Ces deux remarques justifient à elles seules cette présentation.

Notes

[1] "Mr. Keynes and Traditional Theory", 1937, Econometrica. Pour certains le modèle IS-Lm est déjà dans cet article.

[2] "A Simplified Model of Mr Keynes’ System", 1937, RES

[3] "The Rate of Interest and the Optimum Propensity to Consume", 1938, Economica

[4] Alvin Hansen, Monetary Theory and Fiscal Policy, 1949 et A Guide to Keynes, 1953. Ce dernier livre a été traduit en français, Introduction à la pensée keynésienne, Dunod, 1967.

[5] C’est un modèle que l’on doit à John Richard Hicks (1937), « Keynes and the classics ; a suggested interpretation », Econometrica. Il est supposé représenter les mécanismes keynésiens élémentaires mais il s’agit aussi pour Hicks de réintégrer les analyses de Keynes dans la théorie économique "classique". Alvin Hansen reprendra et diffusera l’idée en 1952, dans son livre Théorie Monétaire et Politique Fiscale

[6] The Monetary Dynamics of International Adjustment under Fixed and Flexible Exchange Rates, Quarterly Journal of Economics, mai 1960) ; et A Theory of Optimum Currency Areas, novembre 1961, American Economic Review.

[7] Fleming, J. Marcus, Domestic Financial Policies under Fixed and under Floating Exchange Rates, Staff Papers, International Monetary Fund, novembre 1962

[8] La désignation est spécifique aux présentations de langue française, il est très rare de trouver une référence à cette idée d’une synthèse néoclassique dans la littérature de langue anglaise. Cela traduit une différence importante dans l’enseignement de l’économie. En France les théories sont souvent présentées en référence à un auteur et la question du respect de la pensée initiale de l’auteur par ceux qui s’en inspirent est posée régulièrement. Dans l’enseignement américain ou anglais, les théories sont prises comme des briques qui permettent de construire une "maison commune", le choix des briques retenues ou abandonnées étant le plus souvent indépendant de leur producteur initial. Le critère retenu est celui de la pertinence. Cela ne veut pas dire qu’il n’y a pas dans cette démarche un arrière plan idéologique et que la pertinence est facile à apprécier. La formule magique est la suivante : « aujourd’hui, la plupart des économistes considèrent que... ».

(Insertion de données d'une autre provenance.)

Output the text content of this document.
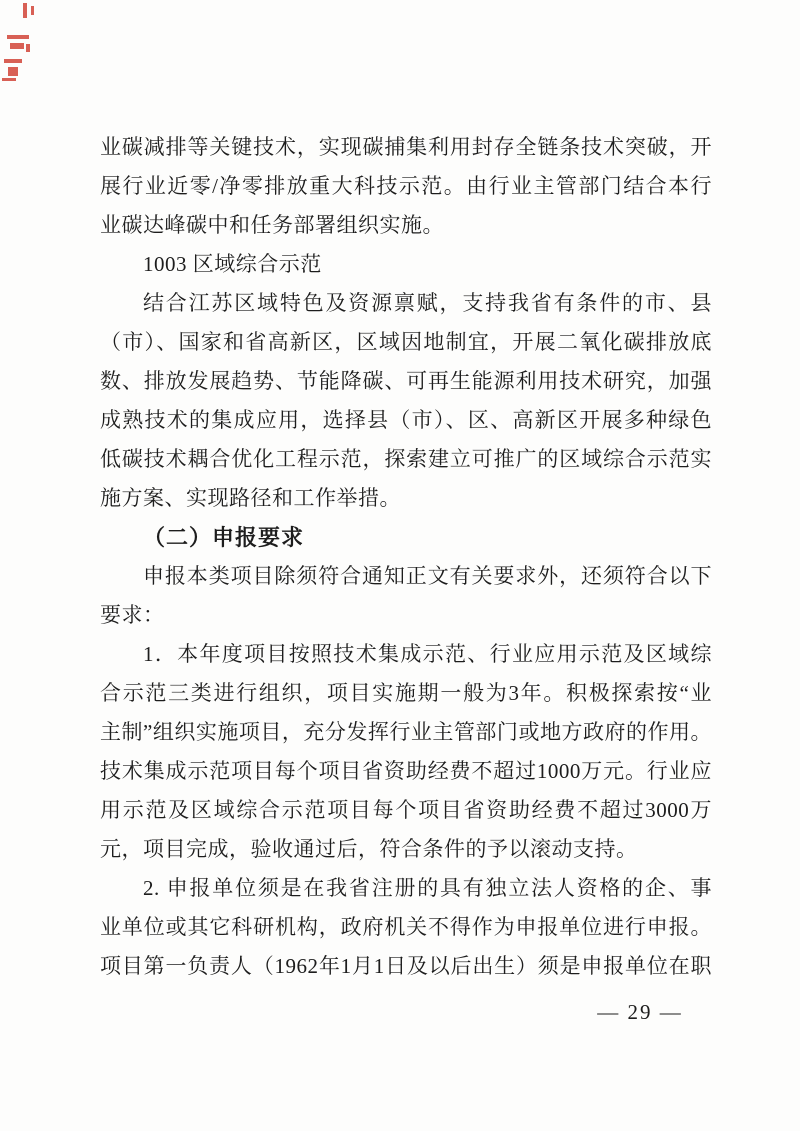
业碳减排等关键技术，实现碳捕集利用封存全链条技术突破，开
展行业近零/净零排放重大科技示范。由行业主管部门结合本行
业碳达峰碳中和任务部署组织实施。
1003 区域综合示范
结合江苏区域特色及资源禀赋，支持我省有条件的市、县
（市）、国家和省高新区，区域因地制宜，开展二氧化碳排放底
数、排放发展趋势、节能降碳、可再生能源利用技术研究，加强
成熟技术的集成应用，选择县（市）、区、高新区开展多种绿色
低碳技术耦合优化工程示范，探索建立可推广的区域综合示范实
施方案、实现路径和工作举措。
（二）申报要求
申报本类项目除须符合通知正文有关要求外，还须符合以下
要求：
1．本年度项目按照技术集成示范、行业应用示范及区域综
合示范三类进行组织，项目实施期一般为3年。积极探索按“业
主制”组织实施项目，充分发挥行业主管部门或地方政府的作用。
技术集成示范项目每个项目省资助经费不超过1000万元。行业应
用示范及区域综合示范项目每个项目省资助经费不超过3000万
元，项目完成，验收通过后，符合条件的予以滚动支持。
2. 申报单位须是在我省注册的具有独立法人资格的企、事
业单位或其它科研机构，政府机关不得作为申报单位进行申报。
项目第一负责人（1962年1月1日及以后出生）须是申报单位在职
— 29 —
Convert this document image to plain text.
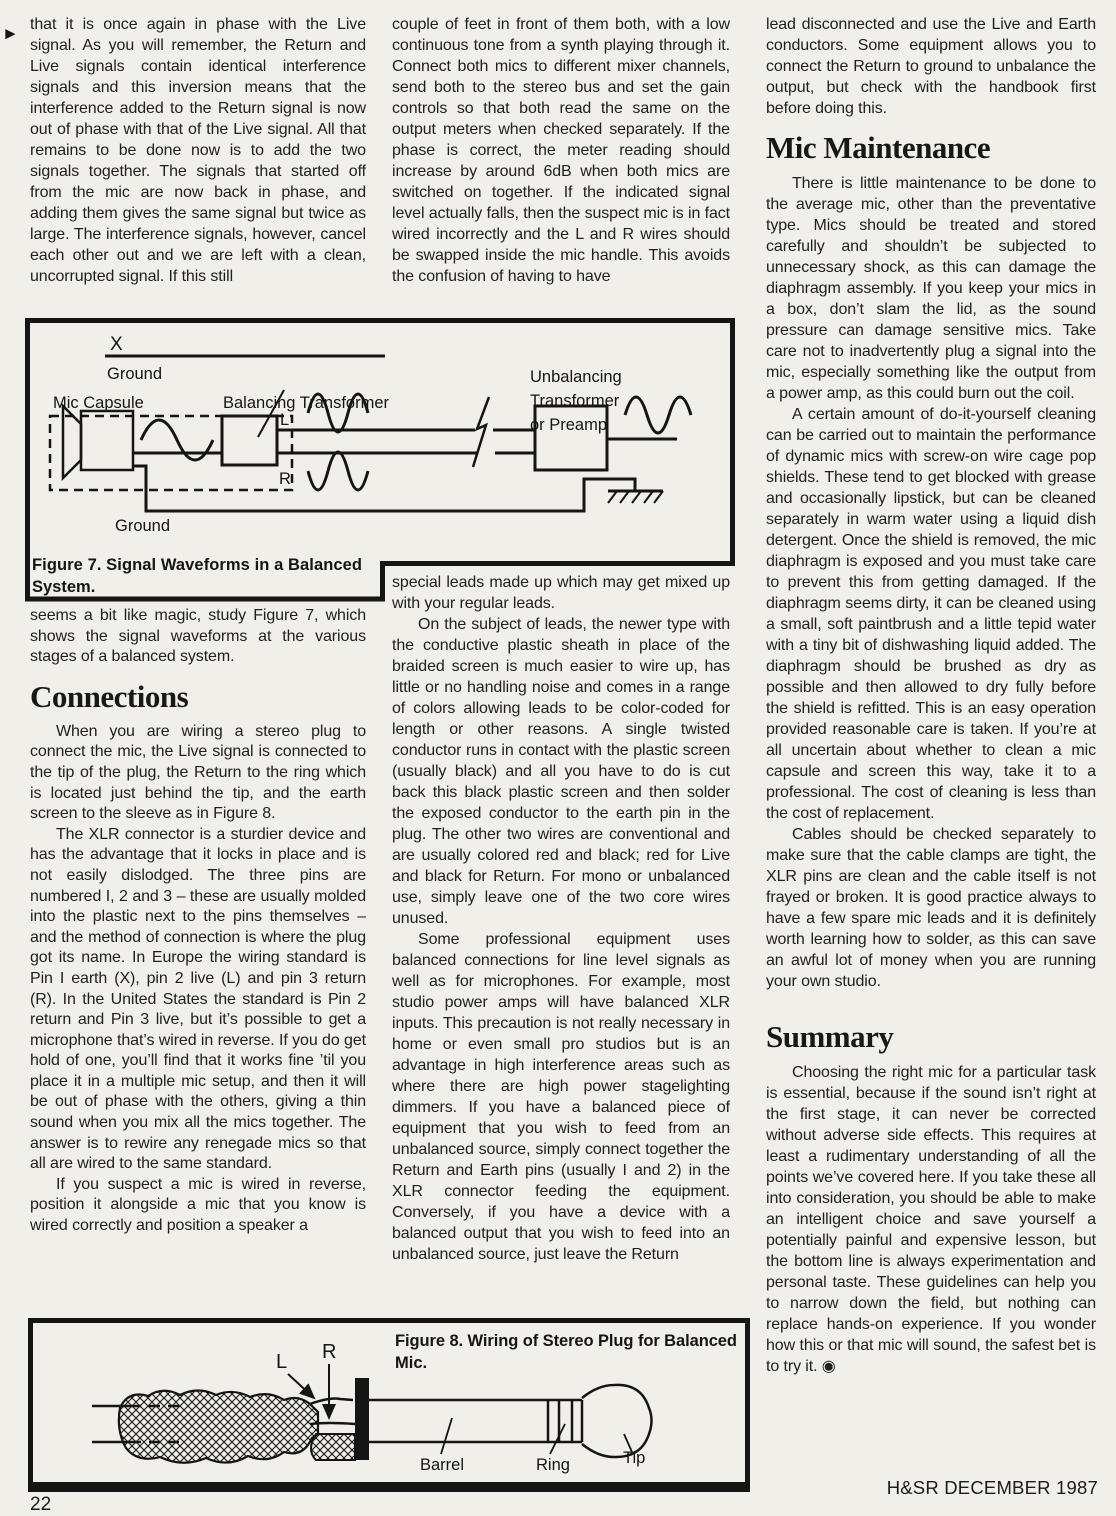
► that it is once again in phase with the Live signal. As you will remember, the Return and Live signals contain identical interference signals and this inversion means that the interference added to the Return signal is now out of phase with that of the Live signal. All that remains to be done now is to add the two signals together. The signals that started off from the mic are now back in phase, and adding them gives the same signal but twice as large. The interference signals, however, cancel each other out and we are left with a clean, uncorrupted signal. If this still

couple of feet in front of them both, with a low continuous tone from a synth playing through it. Connect both mics to different mixer channels, send both to the stereo bus and set the gain controls so that both read the same on the output meters when checked separately. If the phase is correct, the meter reading should increase by around 6dB when both mics are switched on together. If the indicated signal level actually falls, then the suspect mic is in fact wired incorrectly and the L and R wires should be swapped inside the mic handle. This avoids the confusion of having to have

X
Ground
Mic Capsule	Balancing Transformer
Unbalancing
Transformer
or Preamp
L
R
Ground
Figure 7. Signal Waveforms in a Balanced
System.

seems a bit like magic, study Figure 7, which shows the signal waveforms at the various stages of a balanced system.

Connections

When you are wiring a stereo plug to connect the mic, the Live signal is connected to the tip of the plug, the Return to the ring which is located just behind the tip, and the earth screen to the sleeve as in Figure 8.

The XLR connector is a sturdier device and has the advantage that it locks in place and is not easily dislodged. The three pins are numbered I, 2 and 3 – these are usually molded into the plastic next to the pins themselves – and the method of connection is where the plug got its name. In Europe the wiring standard is Pin I earth (X), pin 2 live (L) and pin 3 return (R). In the United States the standard is Pin 2 return and Pin 3 live, but it’s possible to get a microphone that’s wired in reverse. If you do get hold of one, you’ll find that it works fine ’til you place it in a multiple mic setup, and then it will be out of phase with the others, giving a thin sound when you mix all the mics together. The answer is to rewire any renegade mics so that all are wired to the same standard.

If you suspect a mic is wired in reverse, position it alongside a mic that you know is wired correctly and position a speaker a

special leads made up which may get mixed up with your regular leads.

On the subject of leads, the newer type with the conductive plastic sheath in place of the braided screen is much easier to wire up, has little or no handling noise and comes in a range of colors allowing leads to be color-coded for length or other reasons. A single twisted conductor runs in contact with the plastic screen (usually black) and all you have to do is cut back this black plastic screen and then solder the exposed conductor to the earth pin in the plug. The other two wires are conventional and are usually colored red and black; red for Live and black for Return. For mono or unbalanced use, simply leave one of the two core wires unused.

Some professional equipment uses balanced connections for line level signals as well as for microphones. For example, most studio power amps will have balanced XLR inputs. This precaution is not really necessary in home or even small pro studios but is an advantage in high interference areas such as where there are high power stagelighting dimmers. If you have a balanced piece of equipment that you wish to feed from an unbalanced source, simply connect together the Return and Earth pins (usually I and 2) in the XLR connector feeding the equipment. Conversely, if you have a device with a balanced output that you wish to feed into an unbalanced source, just leave the Return

lead disconnected and use the Live and Earth conductors. Some equipment allows you to connect the Return to ground to unbalance the output, but check with the handbook first before doing this.

Mic Maintenance

There is little maintenance to be done to the average mic, other than the preventative type. Mics should be treated and stored carefully and shouldn’t be subjected to unnecessary shock, as this can damage the diaphragm assembly. If you keep your mics in a box, don’t slam the lid, as the sound pressure can damage sensitive mics. Take care not to inadvertently plug a signal into the mic, especially something like the output from a power amp, as this could burn out the coil.

A certain amount of do-it-yourself cleaning can be carried out to maintain the performance of dynamic mics with screw-on wire cage pop shields. These tend to get blocked with grease and occasionally lipstick, but can be cleaned separately in warm water using a liquid dish detergent. Once the shield is removed, the mic diaphragm is exposed and you must take care to prevent this from getting damaged. If the diaphragm seems dirty, it can be cleaned using a small, soft paintbrush and a little tepid water with a tiny bit of dishwashing liquid added. The diaphragm should be brushed as dry as possible and then allowed to dry fully before the shield is refitted. This is an easy operation provided reasonable care is taken. If you’re at all uncertain about whether to clean a mic capsule and screen this way, take it to a professional. The cost of cleaning is less than the cost of replacement.

Cables should be checked separately to make sure that the cable clamps are tight, the XLR pins are clean and the cable itself is not frayed or broken. It is good practice always to have a few spare mic leads and it is definitely worth learning how to solder, as this can save an awful lot of money when you are running your own studio.

Summary

Choosing the right mic for a particular task is essential, because if the sound isn’t right at the first stage, it can never be corrected without adverse side effects. This requires at least a rudimentary understanding of all the points we’ve covered here. If you take these all into consideration, you should be able to make an intelligent choice and save yourself a potentially painful and expensive lesson, but the bottom line is always experimentation and personal taste. These guidelines can help you to narrow down the field, but nothing can replace hands-on experience. If you wonder how this or that mic will sound, the safest bet is to try it. ◉

Figure 8. Wiring of Stereo Plug for Balanced
Mic.
L R
Barrel	Ring	Tip
H&SR DECEMBER 1987
22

[9] La construction d’une fonction de demande agrégée est en revanche compatible avec les idées keynésiennes. Il faut évoquer ici l’effet Keynes. Une baisse des salaires pour un comportement de marge donné des entreprises peut se traduire par une baisse des prix. Celle-ci provoque, toutes choses égales par ailleurs, une augmentation de la masse monétaire réelle disponible pour les transactions. Cela entraîne une baisse du taux d’intérêt puisque la quantité de monnaie disponible pour l’arbitrage spéculation-thésaurisation est plus importante. Ainsi la baisse des salaires influence l’investissement en le stimulant puisque les taux d’intérêt sont plus faibles. On peut ajouter que les prix influencent les comportements des ménages puisque la baisse du taux d’intérêt provoque une hausse du prix des obligations et augmente la richesse des agents détenant des obligations. Ce qui stimule leur consommation. La consommation est ici, comme chez Irving Fisher, une fonction décroissante du taux d’intérêt, mais, l’effet est marginal selon Keynes et il n’est pas du à un effet de substitution, mais à un effet de richesse.

[10] Les post-keynésiens s’en tiennent à la pensée de Keynes lui-même et pensent que Hicks et ses successeurs l’on gravement déformée en voulant la réduire à quelques équations

[11] L’économiste américain Gregory Mankiw dans un article intitulé "The Reincarnation of Keynesian Economics" Revue d’économie européenne, 1992, rapporte les propos de Robert Lucas « les gens se sentaient offensés quand ils étaient qualifiés de keynésiens. Dans les séminaires de recherche, la théorisation keynésienne n’était plus prise au sérieux, l’assistance se mettait à bavarder et à rire » publiés dans "The Death of Keynesian Economics : Issues and Ideas", University of Chicago (1980). Dans la suite de l’article Mankiw s’efforce de montrer que comme le disait Robert Solow, « Keynes est mort comme Einstein ou Newton sont morts... » et qu’il faut peut-être parler d’une réincarnation plutôt que d’une résurrection.

[12] Olivier Blanchard et Daniel Cohen, Macroéconomie, Pearson education, (3ème édition), 2004, page 129.)